7.夜の出張ホスト
駅の改札までマキゾウを見送り、翔也とも別れの挨拶をします。
こんな時間まで今日は本当にありがとう。翔也も気をつけて帰ってね。
みさっちゃん。
ん?
俺、みさっちゃんの部屋に行きたい。
えっ!…うん。
今来た道を戻る二人。
その二人と偶然、すれ違うむつお!!!
※イラスト:山口むつお
川を見て時間を潰したそうです。
あれ?さっきもこの部屋に来ましたよね?
そうだね。もう結構な時間、一緒にいるよね。
そうだよ。こんなのおかしいよ!
※二時間分の料金で七時間半経過中。
みさっちゃんってかわいいよね。
(抱きにかかってきたな…。)
ゴリラ性欲嫁の心のシャッターが閉まる。
嘘ばっかり…!
そこまで嘘付いてなくない?俺。こういう仕事やってる時点で、胡散臭いって思われてるのは分かってるけど。
じゃあ、本当のこと教えてくれる?
これが本当の俺だよ。みさっちゃんと一緒にいたいなって思ったから、こうやってプライベートの時間も一緒にいるだけだし。そこに嘘はないよ?
ふぅん。じゃあさ、お客さんとは、やってるの?
やってないよ、お客さんとは。
でも、私が今、したいって言ったらやれるんでしょ?
そりゃ、俺がみさっちゃんに気持ち入っちゃってるからね。
余計な質問をしたせいで、一気に抱きモードで詰め寄られるゴリラ性欲嫁。
夫には抱かれないというのに皮肉なものです…。
ちょちょっ!別にここでやらなくても、その顔ならいくらでも他でやれるでしょ!困ってないでしょ!
困ってる困ってないじゃなくて、みさっちゃんとやりたいなって思ったから。
私は、恋愛感情抜きでそういうことをするのが、とっても好きじゃないよ。好きになってからですよ、そういうことは!
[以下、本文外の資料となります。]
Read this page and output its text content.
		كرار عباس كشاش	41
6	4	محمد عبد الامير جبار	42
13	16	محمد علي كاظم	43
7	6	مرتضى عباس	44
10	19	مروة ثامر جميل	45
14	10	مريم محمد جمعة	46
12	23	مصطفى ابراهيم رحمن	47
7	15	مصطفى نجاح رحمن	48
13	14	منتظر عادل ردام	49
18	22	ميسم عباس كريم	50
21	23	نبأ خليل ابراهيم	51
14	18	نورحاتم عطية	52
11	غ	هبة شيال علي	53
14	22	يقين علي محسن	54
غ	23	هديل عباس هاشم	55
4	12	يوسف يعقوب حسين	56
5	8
好きになって、ちゃんと付き合ってからする、っていう意見はわかるよ?
うん。
じゃあ、俺が今、みさっちゃんとやりたいっていう、この素直な気持ちはどうすればいいの…?
それは…。
帰ってオナニーをすればいいと思うよ?
ぶははははははは!
今日イチ、ウケました。
やっとユーモアで通じ合えたね!
それ、性欲だから!
そっか!wwwwwwww
そうだよ、私のことなんてぜんぜん興味ないし、なんにも知らないのに!
(ここに気づけない人が、抱かれると本気になってしまうのでは…。)
でも、本当、リピーターになってもらおうとかはないから。
でもね〜、矛盾を言っていい?
いいよ。
そういうことをしちゃったら女性はすごく気持ちが残るから、“また、会いたいな、抱いて欲しいな。”って思うようになるんだよ。そういうやーつ、でしょ?(その方式でめんどくさい客を量産してそうだな、キミは!)
そうなったときは、仕事じゃなくていいよ。
タダで会ってくれるの?タダで最寄り駅まで来て、一発やって帰るの?
うん。てか、みさっちゃんって時々下品だよね…。
わざと下品な言葉を使って、荒ぶる勃起神を鎮めておるのです!
終電の時間が迫ったので、駅まで見送って別れました。
結論:地味な三十路女でも、最後までできる。
取材から一週間後、翔也は出張ホストを辞めました。
私がもし本当に、彼氏に突然家を出ていかれて人間不信になっている女だったら?慰めて欲しくてあの時抱かれていたら?
翔也がサイトから消えて、ますます人を信じられなくなっていたでしょう。
心に隙間のある方、出張ホストのご利用は計画的に。
テキスト:ゴリラ性欲嫁
イラスト:マキゾウ
※ホストには取材だったと明かした上で、掲載許可を得ています。